私にもう二度と関わらなくていいから、それでもどこかで生きててほしかったな。
「起きないと、桑原の送別会で鼻から口に紐通す芸に失敗してゲロ吐いたことみんなに言うからね。」
史乃、このくらいはいいよね。史乃の手に触れる。
「私はずっと史乃が大事だよ」
病室を出る前、彼女さんは私に言った。
「体調が悪いって、ずっと言ってたんです。史乃にもっと病院を勧めていたら…」
彼女を抱きしめる。あたたかく、やわらかい体。
「あなたのせいじゃない。史乃は、あなたのことが大好きでした。あなたと出会えて、史乃は本当に幸せそうでした。だから自分を責めないで。病院に勧めても史乃は病院嫌いだから行かなかったとおもう」
肩越しに嗚咽が聞こえる。本当にいい人と一緒にいれたんだね。
史乃を抱きしめているつもりで、彼女を抱きしめた。
数日後に亡くなったと連絡が来た。
***
ゆっくりと息を吸って吐く。それを何度も繰り返す。自分の鼓動を感じる。
たどる君が眠った想を抱き、由真と一緒にこちらへ来る。
想をたどる君から引き取り、抱きかかえる。また重くなったな。
寝息は穏やかで、呼吸のたびに動く腹部と体温から命をかんじる。
涙の跡が付いている。想なりに何かを理解したんだろう。泣き疲れて眠ったのかもしれない。由真はずっとしゃくりをあげて泣いている。たどる君も鼻を啜りながら優しくそれをぬぐい、抱きしめる。

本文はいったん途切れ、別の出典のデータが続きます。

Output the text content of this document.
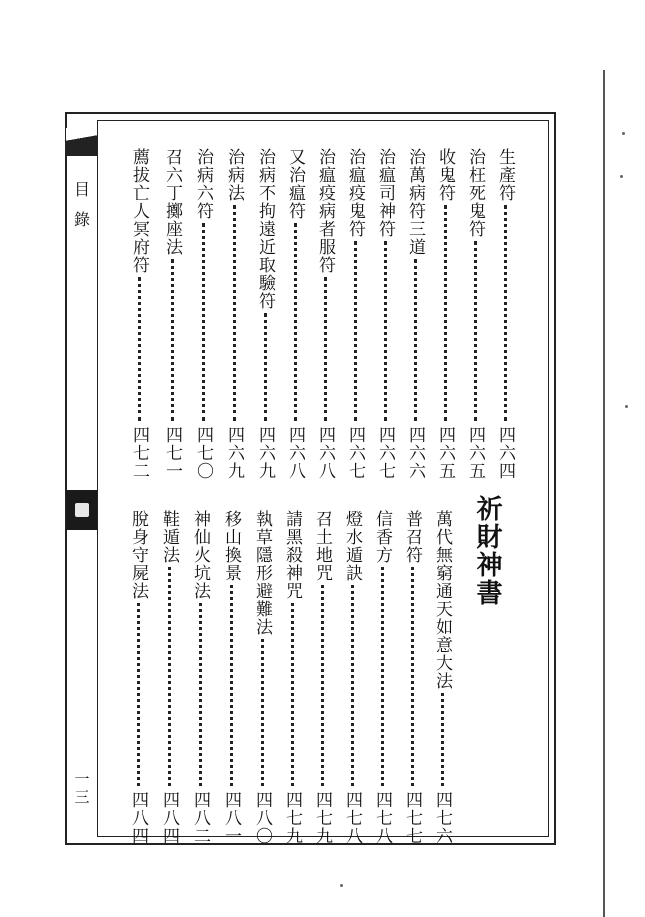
目錄
一三
祈財神書
生產符
四六四
治枉死鬼符
四六五
收鬼符
四六五
治萬病符三道
四六六
治瘟司神符
四六七
治瘟疫鬼符
四六七
治瘟疫病者服符
四六八
又治瘟符
四六八
治病不拘遠近取驗符
四六九
治病法
四六九
治病六符
四七〇
召六丁擲座法
四七一
薦拔亡人冥府符
四七二
萬代無窮通天如意大法
四七六
普召符
四七七
信香方
四七八
燈水遁訣
四七八
召土地咒
四七九
請黑殺神咒
四七九
執草隱形避難法
四八〇
移山換景
四八一
神仙火坑法
四八二
鞋遁法
四八四
脫身守屍法
四八四
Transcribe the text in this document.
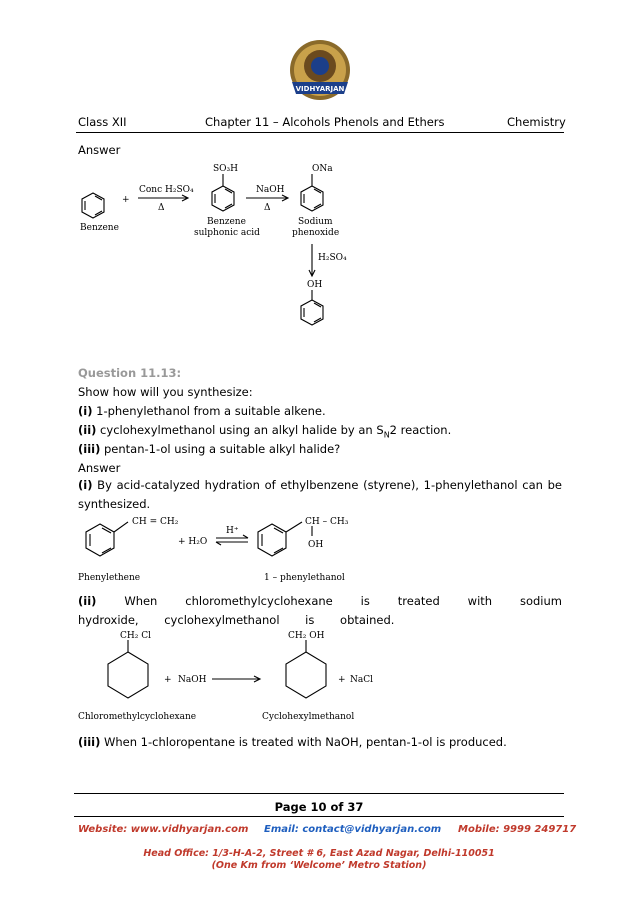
VIDHYARJAN
Class XII	Chapter 11 – Alcohols Phenols and Ethers	Chemistry
Answer
Benzene
+
Conc H₂SO₄
Δ
SO₃H
Benzene
sulphonic acid
NaOH
Δ
ONa
Sodium
phenoxide
H₂SO₄
OH
Question 11.13:
Show how will you synthesize:
(i) 1-phenylethanol from a suitable alkene.
(ii) cyclohexylmethanol using an alkyl halide by an $S_N2$ reaction.
(iii) pentan-1-ol using a suitable alkyl halide?
Answer
(i) By acid-catalyzed hydration of ethylbenzene (styrene), 1-phenylethanol can be synthesized.
CH = CH₂
+ H₂O
H⁺
CH – CH₃
OH
Phenylethene	1 – phenylethanol
(ii) When chloromethylcyclohexane is treated with sodium hydroxide, cyclohexylmethanol is obtained.
CH₂ Cl
+ NaOH
CH₂ OH
+ NaCl
Chloromethylcyclohexane	Cyclohexylmethanol
(iii) When 1-chloropentane is treated with NaOH, pentan-1-ol is produced.
Page 10 of 37
Website: www.vidhyarjan.com Email: contact@vidhyarjan.com Mobile: 9999 249717
Head Office: 1/3-H-A-2, Street # 6, East Azad Nagar, Delhi-110051
(One Km from ‘Welcome’ Metro Station)
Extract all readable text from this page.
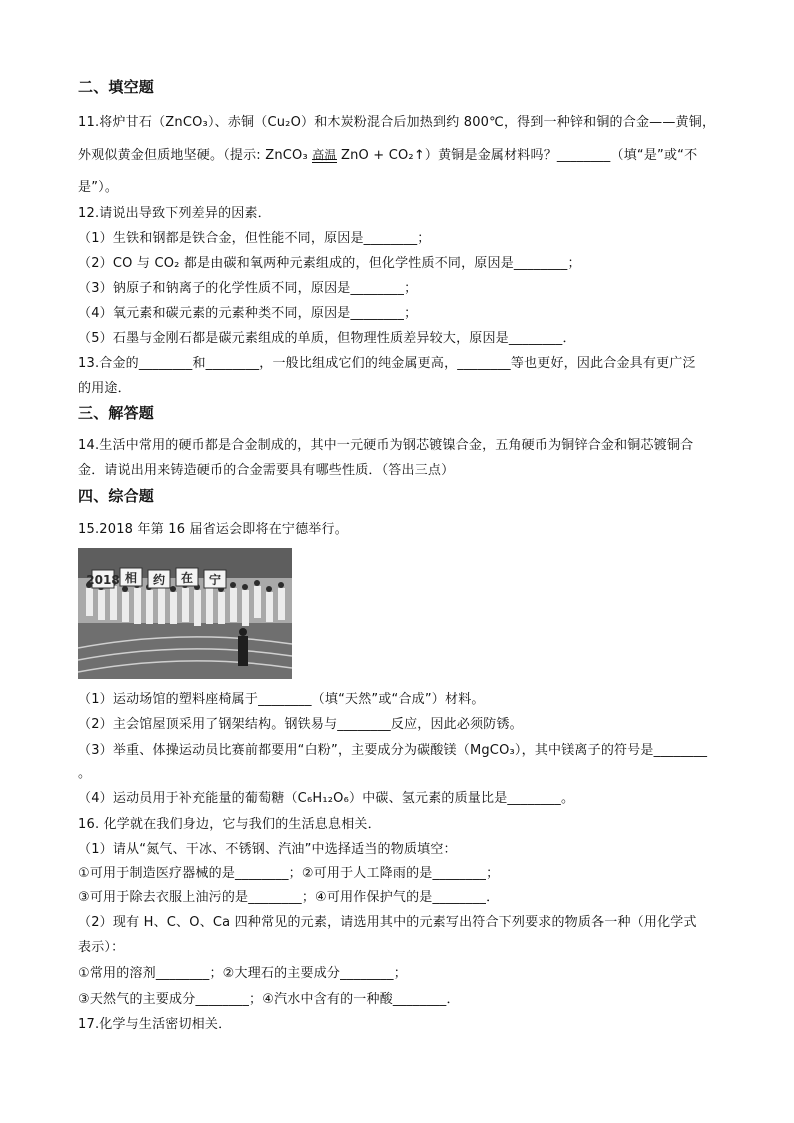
二、填空题
11.将炉甘石（ZnCO₃）、赤铜（Cu₂O）和木炭粉混合后加热到约 800℃，得到一种锌和铜的合金——黄铜，
外观似黄金但质地坚硬。（提示: ZnCO₃ 高温
ZnO + CO₂↑）黄铜是金属材料吗？________（填“是”或“不
是”）。
12.请说出导致下列差异的因素．
（1）生铁和钢都是铁合金，但性能不同，原因是________；
（2）CO 与 CO₂ 都是由碳和氧两种元素组成的，但化学性质不同，原因是________；
（3）钠原子和钠离子的化学性质不同，原因是________；
（4）氧元素和碳元素的元素种类不同，原因是________；
（5）石墨与金刚石都是碳元素组成的单质，但物理性质差异较大，原因是________．
13.合金的________和________，一般比组成它们的纯金属更高，________等也更好，因此合金具有更广泛
的用途．
三、解答题
14.生活中常用的硬币都是合金制成的，其中一元硬币为钢芯镀镍合金，五角硬币为铜锌合金和铜芯镀铜合
金．请说出用来铸造硬币的合金需要具有哪些性质．（答出三点）
四、综合题
15.2018 年第 16 届省运会即将在宁德举行。
2018 相 约 在 宁
（1）运动场馆的塑料座椅属于________（填“天然”或“合成”）材料。
（2）主会馆屋顶采用了钢架结构。钢铁易与________反应，因此必须防锈。
（3）举重、体操运动员比赛前都要用“白粉”，主要成分为碳酸镁（MgCO₃），其中镁离子的符号是________
。
（4）运动员用于补充能量的葡萄糖（C₆H₁₂O₆）中碳、氢元素的质量比是________。
16. 化学就在我们身边，它与我们的生活息息相关．
（1）请从“氮气、干冰、不锈钢、汽油”中选择适当的物质填空：
①可用于制造医疗器械的是________；②可用于人工降雨的是________；
③可用于除去衣服上油污的是________；④可用作保护气的是________．
（2）现有 H、C、O、Ca 四种常见的元素，请选用其中的元素写出符合下列要求的物质各一种（用化学式
表示）：
①常用的溶剂________；②大理石的主要成分________；
③天然气的主要成分________；④汽水中含有的一种酸________．
17.化学与生活密切相关．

私の家族が呼吸をするたびに史乃のかけらが取り込まれる。もちろん趣味のわるい妄想だ。
この3人を心から愛おしく思う。それはまぎれもない本心だ。
由真と想は運が良ければ大人になる。さらに運が良ければ幸せに生きられる。その運を出来るだけ上げさせたい。それが保護者の役割かと最近は考えている。
私は、家庭があり、親友があった。今のところ運のいい人生だといえる。
ただその運が少しでも違っていればと途方もないことを考える。それくらいはいいよね。
2021/04 頃書きました。